Question

The element silver (Ag) has two naturally occurring isotopes: \(^{109} \mathrm{Ag}\) and \(^{107} \mathrm{Ag}\) with a mass of 106.905 u. Silver consists of \(51.82 \%^{107} \mathrm{Ag}\) and has an average atomic mass of \(107.868 \mathrm{u}\) Calculate the mass of \(^{109} \mathrm{Ag.}\)

Short answer

The mass of the isotope \(^{109}\mathrm{Ag}\) is approximately 108.833 u.

Step-by-step solution

Find the percentage of \(^{109}\mathrm{Ag}\)

First, we need to find the percentage of the other isotope, \(^{109}\mathrm{Ag}\). Since there are only two isotopes, we can simply subtract the given percentage of \(^{107}\mathrm{Ag}\) from 100%. Percentage of \(^{109}\mathrm{Ag} = 100 \% - 51.82 \% = 48.18 \%\)

Set up the weighted average equation

We know that the average atomic mass of silver is a weighted average based on the masses and percentages of each isotope. We'll denote the mass of \(^{109}\mathrm{Ag}\) as \(m_{109}\). The equation will look like: \(107.868 \mathrm{u} = 0.5182 \times 106.905 \mathrm{u} + 0.4818 \times m_{109}\) Here, 0.5182 and 0.4818 are the decimal percentages of the isotopes \(^{107}\mathrm{Ag}\) and \(^{109}\mathrm{Ag}\) respectively.

Solve for the mass of \(^{109}\mathrm{Ag}\)

Now, we simply solve for \(m_{109}\): \(107.868 = 0.5182 \times 106.905 + 0.4818 \times m_{109}\) Rearrange the equation to isolate \(m_{109}\): \(m_{109} = \frac{107.868 - 0.5182 \times 106.905}{0.4818}\) Now, we plug in the values and calculate the result: \(m_{109} = \frac{107.868 - 0.5182 \times 106.905}{0.4818} \approx 108.833 \mathrm{u}\) So, the mass of the isotope \(^{109}\mathrm{Ag}\) is approximately 108.833 u.

Key concepts

Isotopes

Isotopes are variations of an element that have the same number of protons but different numbers of neutrons. This difference in neutron count doesn't affect the chemical behavior of the isotopes, but it does alter their mass slightly. For example, Silver (Ag) has isotopes like \(^{107}\mathrm{Ag}\) and \(^{109}\mathrm{Ag}\). Although both are isotopes of silver, they have 107 and 109 nucleons (protons plus neutrons) respectively. Understanding isotopes is crucial when discussing atomic mass because the atomic mass we commonly see is a weighted average of the masses of all the isotopes of that element as they occur in nature.
Elements in nature typically exist as a mixture of their isotopes, and each isotope contributes to the element's overall atomic mass based on its natural abundance. That's why knowing the percentage of each isotope present in a sample is essential for calculating the average atomic mass of the element.

Weighted Average

A weighted average takes into account not only the individual values but also their relative significance, which is often represented as their proportions in the overall mix. When calculating the average atomic mass of an element, we use a weighted average because some isotopes are simply more abundant than others.
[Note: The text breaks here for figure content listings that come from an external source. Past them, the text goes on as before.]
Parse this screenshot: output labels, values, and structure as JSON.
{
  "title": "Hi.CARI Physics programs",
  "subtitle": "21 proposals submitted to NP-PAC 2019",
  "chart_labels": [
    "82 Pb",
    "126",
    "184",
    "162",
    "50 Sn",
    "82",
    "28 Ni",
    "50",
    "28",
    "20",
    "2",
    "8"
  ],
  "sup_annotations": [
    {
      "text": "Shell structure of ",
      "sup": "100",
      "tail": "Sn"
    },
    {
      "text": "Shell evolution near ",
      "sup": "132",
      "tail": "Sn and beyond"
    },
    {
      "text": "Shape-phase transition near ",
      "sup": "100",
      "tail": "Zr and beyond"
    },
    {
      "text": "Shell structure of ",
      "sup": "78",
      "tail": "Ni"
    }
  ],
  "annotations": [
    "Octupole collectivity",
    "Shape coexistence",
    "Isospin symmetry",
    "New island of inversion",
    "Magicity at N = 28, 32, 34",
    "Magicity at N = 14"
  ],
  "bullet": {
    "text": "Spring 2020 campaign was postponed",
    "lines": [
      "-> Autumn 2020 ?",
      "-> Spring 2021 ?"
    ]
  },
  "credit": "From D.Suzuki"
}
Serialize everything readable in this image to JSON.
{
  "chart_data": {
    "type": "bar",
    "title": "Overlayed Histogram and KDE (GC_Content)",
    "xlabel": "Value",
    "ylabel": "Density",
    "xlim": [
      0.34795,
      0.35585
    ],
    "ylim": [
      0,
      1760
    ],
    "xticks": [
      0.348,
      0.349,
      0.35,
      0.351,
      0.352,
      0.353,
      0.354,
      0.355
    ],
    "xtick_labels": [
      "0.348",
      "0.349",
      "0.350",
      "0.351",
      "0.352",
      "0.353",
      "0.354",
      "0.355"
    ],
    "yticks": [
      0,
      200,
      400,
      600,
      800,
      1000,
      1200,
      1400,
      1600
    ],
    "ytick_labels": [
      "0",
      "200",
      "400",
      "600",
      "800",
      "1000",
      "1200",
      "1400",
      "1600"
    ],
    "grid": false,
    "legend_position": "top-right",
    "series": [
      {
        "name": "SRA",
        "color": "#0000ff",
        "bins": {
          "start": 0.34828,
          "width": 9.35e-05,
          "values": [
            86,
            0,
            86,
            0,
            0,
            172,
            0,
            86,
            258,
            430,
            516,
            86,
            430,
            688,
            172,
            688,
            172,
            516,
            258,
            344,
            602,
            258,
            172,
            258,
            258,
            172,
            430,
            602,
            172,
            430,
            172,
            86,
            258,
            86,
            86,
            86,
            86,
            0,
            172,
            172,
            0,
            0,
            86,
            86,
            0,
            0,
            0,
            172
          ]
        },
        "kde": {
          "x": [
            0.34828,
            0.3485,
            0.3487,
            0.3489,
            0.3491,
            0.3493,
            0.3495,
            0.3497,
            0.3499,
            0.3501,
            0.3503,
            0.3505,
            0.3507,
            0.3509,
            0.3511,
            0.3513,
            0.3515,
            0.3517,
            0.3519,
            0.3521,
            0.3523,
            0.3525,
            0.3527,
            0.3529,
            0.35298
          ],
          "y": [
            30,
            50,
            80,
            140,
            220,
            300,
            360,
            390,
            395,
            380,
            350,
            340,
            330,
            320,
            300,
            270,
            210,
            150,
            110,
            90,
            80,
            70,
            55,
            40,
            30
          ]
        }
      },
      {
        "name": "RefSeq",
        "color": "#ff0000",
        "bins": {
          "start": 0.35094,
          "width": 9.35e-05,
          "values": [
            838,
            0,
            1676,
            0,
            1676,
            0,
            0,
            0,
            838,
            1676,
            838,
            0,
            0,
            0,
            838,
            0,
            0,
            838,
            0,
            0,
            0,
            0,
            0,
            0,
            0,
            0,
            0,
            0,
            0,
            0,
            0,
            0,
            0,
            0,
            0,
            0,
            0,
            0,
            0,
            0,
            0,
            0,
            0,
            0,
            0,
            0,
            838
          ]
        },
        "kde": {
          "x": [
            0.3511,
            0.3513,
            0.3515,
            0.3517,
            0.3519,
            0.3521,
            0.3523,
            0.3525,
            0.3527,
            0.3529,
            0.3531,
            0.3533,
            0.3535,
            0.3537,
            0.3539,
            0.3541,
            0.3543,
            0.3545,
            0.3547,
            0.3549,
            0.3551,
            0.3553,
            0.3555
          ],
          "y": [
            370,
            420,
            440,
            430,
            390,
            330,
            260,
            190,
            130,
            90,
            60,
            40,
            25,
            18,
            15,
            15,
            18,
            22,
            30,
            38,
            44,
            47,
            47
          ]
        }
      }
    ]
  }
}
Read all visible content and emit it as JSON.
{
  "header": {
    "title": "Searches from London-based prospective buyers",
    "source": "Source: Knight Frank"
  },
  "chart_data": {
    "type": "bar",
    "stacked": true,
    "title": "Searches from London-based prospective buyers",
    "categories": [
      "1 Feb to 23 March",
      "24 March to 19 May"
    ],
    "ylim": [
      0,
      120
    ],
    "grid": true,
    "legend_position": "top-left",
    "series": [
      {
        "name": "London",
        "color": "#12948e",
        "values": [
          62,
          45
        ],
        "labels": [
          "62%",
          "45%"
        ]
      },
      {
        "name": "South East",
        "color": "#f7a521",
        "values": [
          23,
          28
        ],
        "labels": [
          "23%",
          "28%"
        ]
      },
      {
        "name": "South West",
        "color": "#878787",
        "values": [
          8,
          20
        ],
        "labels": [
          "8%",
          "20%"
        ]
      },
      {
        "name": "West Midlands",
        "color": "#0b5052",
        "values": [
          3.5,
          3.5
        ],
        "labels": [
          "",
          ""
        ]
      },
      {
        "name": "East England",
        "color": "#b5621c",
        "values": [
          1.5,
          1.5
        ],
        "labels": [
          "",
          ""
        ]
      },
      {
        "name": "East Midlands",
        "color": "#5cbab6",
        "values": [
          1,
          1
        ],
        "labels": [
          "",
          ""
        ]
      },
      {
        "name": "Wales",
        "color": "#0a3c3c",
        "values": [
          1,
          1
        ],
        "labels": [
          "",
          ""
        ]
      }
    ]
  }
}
In practice, this means multiplying the mass of each isotope by its fractional abundance (or percentage) and then summing these products to get the average atomic mass. This approach reflects the fact that more abundant isotopes have a bigger 'weight' in determining the overall atomic mass. To solve exercises involving the calculation of atomic mass, mastery of setting up and solving a weighted average equation is key, as demonstrated in the solution section with the silver isotopes. Applying this concept correctly will ensure an accurate representation of the isotopic composition of an element.

Atomic Mass Unit

The atomic mass unit, abbreviated as u, is a standard unit of mass that quantifies the atomic and molecular mass scale. It is defined as one twelfth of the mass of a carbon-12 atom, which is approximately \(1.66053906660 \times 10^{-27}\) kilograms.

This small unit is incredibly useful in chemistry and physics because it allows us to compare the masses of different atoms and molecules on a scale suitable for very small entities. For instance, when we say that the mass of the isotope \(^{107}\mathrm{Ag}\) is 106.905 u, we're saying it is 106.905 times the mass of 1/12 of a carbon-12 atom. It's essential to understand the atomic mass unit when delving into atomic mass calculations because all atomic masses and the calculations involving them use this unit.